[DOSSIER ] Inceste : la difficile reconstruction des victimes
Cette semaine, RCI donne la parole aux victimes d'inceste en Martinique, aux associations qui les accompagnent, aux enquêteurs et aux représentants de la justice. Pour le premier épisode de cette série, Véronique raconte son histoire et sa reconstruction, victime de violence sexuelle intra-familiale lorsqu'elle était enfant.
Depuis les révélations chocs de Camille Kouchner, la parole se libère et le voile se lève peu à peu sur ce qui reste aujourd'hui l'un des grands tabous de notre société. En janvier dernier, cette avocate accuse son beau-père, Olivier Duhamel, d'avoir abusé pendant des années de son frère jumeau : des propos publiés dans son livre intitulé La familia Grande, et publié aux éditions du Seuil. Une confession qui déclenche un raz-de-marée : en quelques semaines, des dizaines de personnalités publiques prennent la parole pour dénoncer à leur tour, les abus incestueux dont elles ont pu être victimes dans leur jeunesse.

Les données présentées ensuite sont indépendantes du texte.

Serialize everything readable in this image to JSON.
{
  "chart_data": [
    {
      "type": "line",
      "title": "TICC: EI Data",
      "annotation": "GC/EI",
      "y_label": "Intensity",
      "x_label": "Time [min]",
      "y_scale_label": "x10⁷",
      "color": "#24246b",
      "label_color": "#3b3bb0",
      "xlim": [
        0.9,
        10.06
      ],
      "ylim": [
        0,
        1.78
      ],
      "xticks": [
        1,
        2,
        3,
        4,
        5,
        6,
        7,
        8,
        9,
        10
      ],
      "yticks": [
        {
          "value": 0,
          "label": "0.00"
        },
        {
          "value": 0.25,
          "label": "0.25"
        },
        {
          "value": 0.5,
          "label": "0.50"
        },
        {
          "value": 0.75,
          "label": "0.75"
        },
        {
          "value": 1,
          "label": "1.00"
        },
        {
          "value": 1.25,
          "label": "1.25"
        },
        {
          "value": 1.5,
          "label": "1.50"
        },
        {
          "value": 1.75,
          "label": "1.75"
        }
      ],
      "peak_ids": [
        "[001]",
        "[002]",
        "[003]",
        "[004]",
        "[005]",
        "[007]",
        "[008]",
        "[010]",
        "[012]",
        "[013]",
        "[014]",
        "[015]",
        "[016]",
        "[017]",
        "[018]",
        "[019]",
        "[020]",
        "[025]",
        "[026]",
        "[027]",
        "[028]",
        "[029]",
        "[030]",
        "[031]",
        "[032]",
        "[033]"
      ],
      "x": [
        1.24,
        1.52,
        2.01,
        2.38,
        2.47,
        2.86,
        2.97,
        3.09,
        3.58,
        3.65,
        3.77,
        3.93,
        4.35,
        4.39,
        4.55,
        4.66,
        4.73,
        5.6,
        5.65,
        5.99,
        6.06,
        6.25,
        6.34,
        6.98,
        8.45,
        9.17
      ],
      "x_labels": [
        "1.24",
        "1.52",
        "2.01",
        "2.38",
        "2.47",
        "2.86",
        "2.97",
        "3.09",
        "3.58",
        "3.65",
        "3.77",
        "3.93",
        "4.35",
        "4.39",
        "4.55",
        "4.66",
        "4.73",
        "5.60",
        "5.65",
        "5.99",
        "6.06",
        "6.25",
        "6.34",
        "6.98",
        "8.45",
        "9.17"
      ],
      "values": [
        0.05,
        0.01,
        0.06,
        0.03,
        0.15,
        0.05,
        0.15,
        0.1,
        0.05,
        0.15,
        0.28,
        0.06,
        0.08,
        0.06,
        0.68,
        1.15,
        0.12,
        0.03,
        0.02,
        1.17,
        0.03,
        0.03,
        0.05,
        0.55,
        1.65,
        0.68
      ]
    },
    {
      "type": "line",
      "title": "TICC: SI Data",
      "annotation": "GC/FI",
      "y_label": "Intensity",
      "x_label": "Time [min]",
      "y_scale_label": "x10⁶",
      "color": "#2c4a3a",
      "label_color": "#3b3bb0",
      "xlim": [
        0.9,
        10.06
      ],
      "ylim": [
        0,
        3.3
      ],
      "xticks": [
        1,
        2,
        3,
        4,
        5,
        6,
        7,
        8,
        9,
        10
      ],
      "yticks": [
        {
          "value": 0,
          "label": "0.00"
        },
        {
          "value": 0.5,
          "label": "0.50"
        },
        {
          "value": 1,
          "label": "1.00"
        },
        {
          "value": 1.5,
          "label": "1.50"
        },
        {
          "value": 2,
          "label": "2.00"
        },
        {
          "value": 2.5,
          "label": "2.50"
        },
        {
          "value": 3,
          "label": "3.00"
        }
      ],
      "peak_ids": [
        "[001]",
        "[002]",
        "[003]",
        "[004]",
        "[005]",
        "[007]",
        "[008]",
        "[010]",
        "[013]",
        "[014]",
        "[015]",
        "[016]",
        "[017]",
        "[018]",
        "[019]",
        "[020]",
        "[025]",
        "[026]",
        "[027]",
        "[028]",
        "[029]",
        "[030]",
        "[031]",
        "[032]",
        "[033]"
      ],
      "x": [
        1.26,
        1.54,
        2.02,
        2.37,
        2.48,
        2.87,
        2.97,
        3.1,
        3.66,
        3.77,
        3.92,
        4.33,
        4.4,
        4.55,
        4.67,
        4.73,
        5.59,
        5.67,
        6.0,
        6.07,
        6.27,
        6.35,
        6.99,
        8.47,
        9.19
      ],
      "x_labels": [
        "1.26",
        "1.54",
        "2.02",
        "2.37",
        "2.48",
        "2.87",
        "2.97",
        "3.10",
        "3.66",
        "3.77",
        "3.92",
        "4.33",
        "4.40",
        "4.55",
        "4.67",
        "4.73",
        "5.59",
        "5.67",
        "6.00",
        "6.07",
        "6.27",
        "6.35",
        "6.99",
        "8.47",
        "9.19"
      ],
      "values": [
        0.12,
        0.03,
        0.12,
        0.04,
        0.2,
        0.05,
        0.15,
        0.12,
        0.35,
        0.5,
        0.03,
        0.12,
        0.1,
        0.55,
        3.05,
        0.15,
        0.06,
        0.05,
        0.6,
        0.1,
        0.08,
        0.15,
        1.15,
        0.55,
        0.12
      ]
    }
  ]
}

En novembre dernier, 6,7 millions de Français déclaraient avoir été victimes d’inceste. On estime que ce mal toucherait environ un Français sur dix : un nombre de victimes que l'on retrouve proportionnellement ici en Martinique.
C'est le cas de Véronique. Cette Martiniquaise de 56 ans a longtemps vécu dans le secret. Quand elle était petite, elle allait souvent dormir chez sa tante : chaque mardi soir, pour soulager sa mère, très marquée après une rupture amoureuse. C'est là que commence le calvaire pour cette fillette âgée d'à peine 11 ans à l'époque, victime des assauts de son cousin.
Ça a commencé par être susurré dans mon oreille, et il me disait que ce qu'il me faisait était bon pour lui, pour nous, mais il ne fallait surtout pas le dire aux autres, il fallait surtout garder ça secret.
Et son calvaire ira de mal en pis : alors qu'elle cesse d'aller chez sa tante, un après-midi, le cousin de son cousin frappe à sa porte et exige ses faveurs. Impossible pour la fillette d'en parler, alors elle se tourne vers la nourriture, son seul exutoire :
Je mangeais des gâteaux à outrance, des fois je volais dans le porte-monnaie de ma maman, j'avais mis en place des stratégies, et j'ai fonctionné, je passais de mec en mec, je n'étais jamais satisfaite. Et un jour, ma fille me demande « maman qu'est-ce qu'on mange ce soir ? » Debout dans un placard, j'avais tout bouffé, et j'ai dit stop.
Bien décidée à changer, Véronique consulte alors une nutritionniste, préalable obligatoire à l’opération de réduction de l'estomac qu'elle souhaite faire : une rencontre qui va tout chambouler. Le médecin recommande à sa patiente de parler, et si au début Véronique refuse, estimant qu'elle n'a subi « que » des attouchements sexuels, elle finit par tout lâcher après trois semaines de consultations, et son poids dégringole « j'ai maigri de 38 kilos » dit-elle.
Au total, il aura fallu à Véronique 39 ans pour sortir du silence. Mais alors que la mère de famille se reconstruit petit à petit, elle apprend que sa fille est elle aussi est victime de viol : une douleur terrible, puis la sidération « malheureusement, je ne sais pas accompagner mon enfant », regrette Véronique. Une révélation qui survient quelques jours à peine avant une agression verbale et physique sur son lieu de travail : la cinquantenaire replonge. Elle se rapproche alors de l'AMEVI, l'Association Mille et Une Victime d'Inceste, et se fait suivre psychologiquement. Un accompagnement en plusieurs étapes, mis en place par le professeur Louis Jehel, chef du service de psychiatrie et d’addictologie au CHU de la Martinique.
La priorité, c'est qu'elle se sente en confiance et en sécurité. Après, il faut identifier la gravité du problème, moi je travaille beaucoup sur l'arbre généalogique, qui me permet quand même de situer l'organisation de la famille de la personne. Ensuite, il peut y avoir un travail thérapeutique qui peut être prolongé par une psychologue, on va pouvoir notamment aider la personne à écrire le script de l'événement auquel elle a été confronté tel qu'il lui revient, et moi je propose en même temps de pouvoir recevoir sa famille, pour voir quelles sont les personnes ressources, les alliances qu'elle a.
Aujourd'hui, cette Martiniquaise est une membre très active de l'AMEVI. Elle a un travail et a réussi à deux examens professionnels grâce à l'association. Mais surtout, elle continue de militer activement et cela passe d'abord par sa fille, qu'elle aide dans sa reconstruction.